It’s that feeling you have when you curl up in bed after a long day. Or when you cuddle up in your husband’s arms to watch a movie. It’s peace and happiness and contentment. But what if something disrupts your coziness? What if you finally get to sleep in underneath your warm blankets, and then suddenly someone turns on the lights and rips the covers off of you (bad idea on their part;). What if it’s something bigger than that though?
Me and my husband (TJ) moved out of our 1 bedroom apartment and into an actual house on January first:) An actual house!!!!! It had everything I ever wanted! A laundry room (no more laundry mat:), wood floors, french doors, a patio and a porch, a marble sink, and… a bedroom upstairs!!! (I love stairs). It’s been perfect! But.. we just rent this house and it’s still on the market for sell. Which means if someone wants to buy it, they can. When we first moved in I didn’t think much about it. Until a couple toured it..I felt violated. (This is my home, my refuge, where I feel safe, where me and my small little family of a husband, 2 cats and a turtle abide.) Today, a second couple will tour our house and decide whether or not they want it. It’s like someone has wakened me from my dream of comfort to the cold realization that at anytime, my life can change.
I dont want to move. I love this house. Why would God allow us to live there only to leade us away a short time later…

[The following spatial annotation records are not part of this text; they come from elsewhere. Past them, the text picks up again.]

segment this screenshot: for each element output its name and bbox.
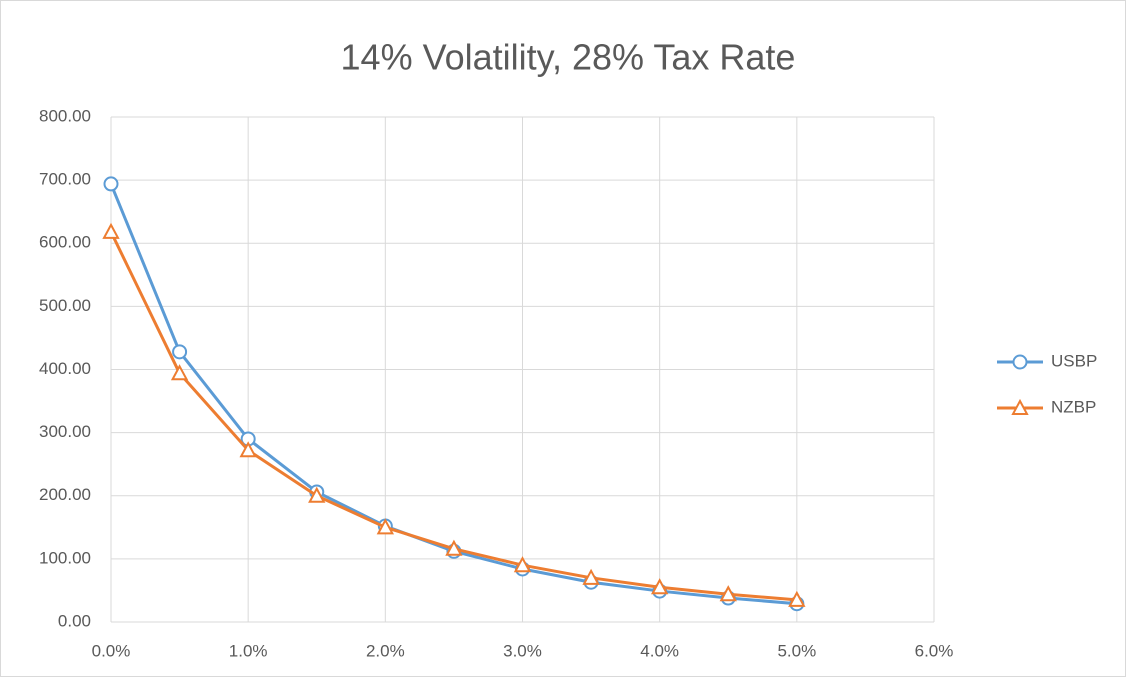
legend-label: NZBP xyxy=(1051,397,1096,416)
marker xyxy=(719,585,737,602)
marker xyxy=(170,364,189,381)
x-tick-label: 6.0% xyxy=(915,641,954,660)
marker xyxy=(1011,398,1029,415)
x-tick-label: 1.0% xyxy=(229,641,268,660)
marker xyxy=(239,441,257,458)
y-tick-label: 500.00 xyxy=(39,296,91,315)
legend-label: USBP xyxy=(1051,351,1097,370)
marker xyxy=(445,539,463,556)
x-tick-label: 3.0% xyxy=(503,641,542,660)
y-tick-label: 600.00 xyxy=(39,233,91,252)
y-tick-label: 0.00 xyxy=(58,611,91,630)
x-tick-label: 5.0% xyxy=(777,641,816,660)
marker xyxy=(650,578,669,595)
x-tick-label: 0.0% xyxy=(92,641,131,660)
x-tick-label: 4.0% xyxy=(640,641,679,660)
y-tick-label: 100.00 xyxy=(39,548,91,567)
marker xyxy=(582,568,600,585)
marker xyxy=(102,222,120,239)
marker xyxy=(308,486,326,503)
marker xyxy=(1012,354,1028,370)
y-tick-label: 700.00 xyxy=(39,170,91,189)
chart-title: 14% Volatility, 28% Tax Rate xyxy=(341,37,796,78)
x-tick-label: 2.0% xyxy=(366,641,405,660)
marker xyxy=(513,556,532,573)
y-tick-label: 800.00 xyxy=(39,106,91,125)
marker xyxy=(376,518,395,535)
marker xyxy=(172,344,188,360)
y-tick-label: 400.00 xyxy=(39,359,91,378)
y-tick-label: 200.00 xyxy=(39,485,91,504)
marker xyxy=(103,176,119,192)
marker xyxy=(788,590,806,607)
y-tick-label: 300.00 xyxy=(39,422,91,441)
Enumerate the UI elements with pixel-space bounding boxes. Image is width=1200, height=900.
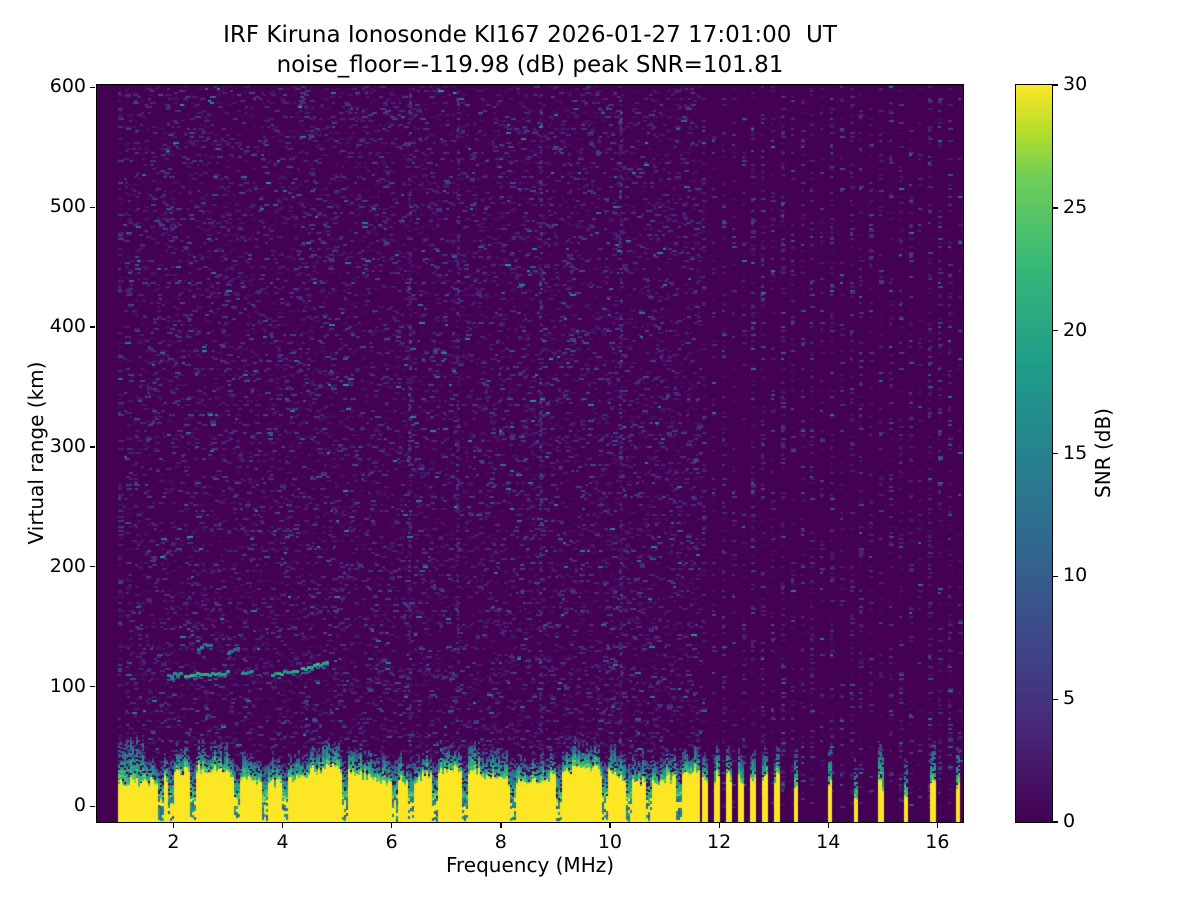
y-tick-label: 0 bbox=[73, 794, 86, 817]
x-tick-label: 10 bbox=[597, 831, 623, 853]
y-tick-mark bbox=[90, 206, 95, 208]
y-tick-label: 600 bbox=[49, 75, 86, 98]
colorbar-gradient-canvas bbox=[1016, 85, 1052, 822]
x-tick-label: 2 bbox=[167, 831, 180, 853]
chart-title-line1: IRF Kiruna Ionosonde KI167 2026-01-27 17… bbox=[223, 22, 837, 48]
colorbar-tick-label: 0 bbox=[1063, 810, 1076, 833]
colorbar-tick-label: 10 bbox=[1063, 564, 1088, 587]
y-tick-mark bbox=[90, 86, 95, 89]
y-tick-label: 400 bbox=[49, 315, 86, 338]
x-tick-label: 8 bbox=[494, 831, 507, 853]
x-tick-mark bbox=[500, 823, 502, 828]
colorbar-tick-label: 5 bbox=[1063, 687, 1076, 710]
y-tick-mark bbox=[90, 805, 95, 808]
colorbar-tick-label: 25 bbox=[1063, 195, 1088, 218]
x-tick-mark bbox=[282, 823, 284, 828]
x-tick-label: 16 bbox=[925, 831, 950, 853]
colorbar-tick-mark bbox=[1053, 330, 1058, 332]
x-axis-label: Frequency (MHz) bbox=[445, 853, 615, 877]
x-tick-mark bbox=[718, 823, 720, 828]
x-tick-label: 4 bbox=[276, 831, 289, 853]
x-tick-mark bbox=[391, 823, 393, 828]
colorbar-tick-mark bbox=[1053, 575, 1058, 578]
plot-area bbox=[96, 84, 964, 823]
y-tick-label: 200 bbox=[49, 554, 86, 577]
x-tick-mark bbox=[172, 823, 175, 828]
colorbar-label: SNR (dB) bbox=[1091, 408, 1115, 498]
y-tick-label: 100 bbox=[49, 674, 86, 697]
y-tick-label: 500 bbox=[49, 195, 86, 218]
x-tick-mark bbox=[936, 823, 939, 828]
colorbar bbox=[1015, 84, 1053, 823]
colorbar-tick-label: 20 bbox=[1063, 318, 1088, 341]
y-tick-mark bbox=[90, 566, 95, 568]
colorbar-tick-mark bbox=[1053, 698, 1058, 700]
x-tick-label: 14 bbox=[816, 831, 841, 853]
chart-title: IRF Kiruna Ionosonde KI167 2026-01-27 17… bbox=[97, 20, 963, 80]
x-tick-mark bbox=[827, 823, 829, 828]
x-tick-mark bbox=[609, 823, 611, 828]
colorbar-tick-mark bbox=[1053, 452, 1058, 455]
colorbar-tick-label: 15 bbox=[1063, 441, 1088, 464]
colorbar-tick-mark bbox=[1053, 84, 1058, 86]
colorbar-tick-mark bbox=[1053, 207, 1058, 209]
colorbar-tick-label: 30 bbox=[1063, 73, 1088, 96]
y-axis-label: Virtual range (km) bbox=[24, 361, 48, 545]
chart-title-line2: noise_floor=-119.98 (dB) peak SNR=101.81 bbox=[276, 52, 784, 78]
x-tick-label: 6 bbox=[385, 831, 398, 853]
y-tick-mark bbox=[90, 326, 95, 328]
colorbar-tick-mark bbox=[1053, 821, 1058, 823]
x-tick-label: 12 bbox=[706, 831, 732, 853]
y-tick-mark bbox=[90, 446, 95, 448]
y-tick-label: 300 bbox=[49, 435, 86, 458]
y-tick-mark bbox=[90, 685, 95, 688]
ionogram-heatmap-canvas bbox=[97, 85, 963, 822]
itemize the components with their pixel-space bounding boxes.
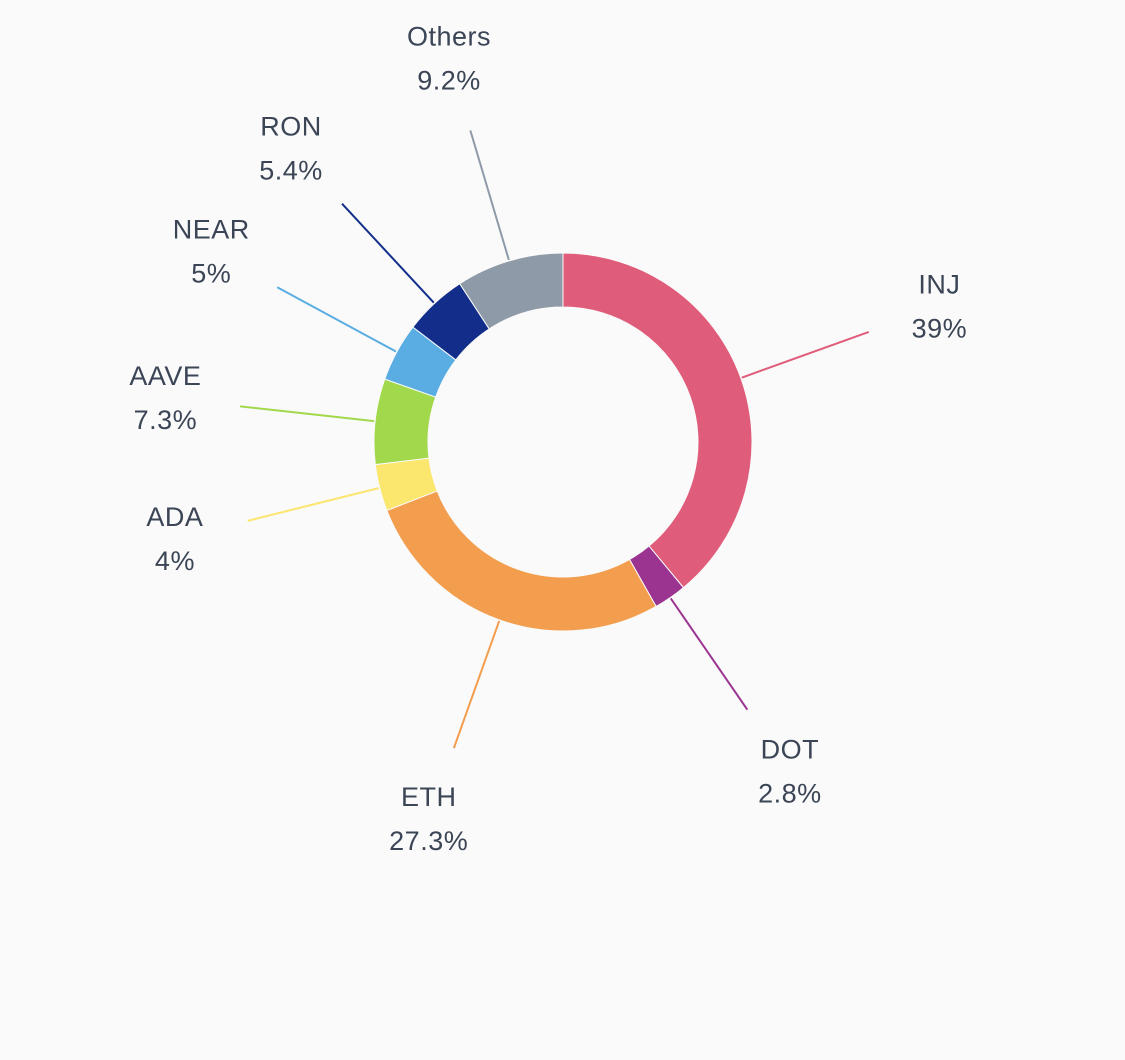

If we do end up moving, it will be hard. To trust that God has something better in store for me (even though I really can’t picture anything better right now..) but He see’s the bigger picture. I just see the here and now.
I love the book of Ruth. Her faith amazes me! How she can follow her mother in law into a foreign land after losing everything she had (she was comfortable with her husband for ten years!!).
“And Ruth said, Intreat me not to leave thee, or to return from following after thee: for whither thou goest , I will go; and where thou lodgest, I will lodge: thy people shall be my people, and thy God my God:”
Ruth was willing to give up her entire lifestyle to follow her mother-in-law Naomi…. How can I not be willing to drop my lifestyle, no matter how comfortable, at a moment’s notice so I can follow my Lord’s will? Naomi was an old woman who didn’t know the future, she didn’t know whether her and Ruth would survive a day journeying in the wilderness. Yet Ruth followed her and ended up being better off and married Boaz!! She is in the bloodline of Jesus Christ!??! All because she was willing to give up her comfortable lifestyle..
Can I not do the same for God? The one who feeds the birds and knows how many hairs there are on my head. Am I willing to give my cozy life and trust God in every aspect of my life?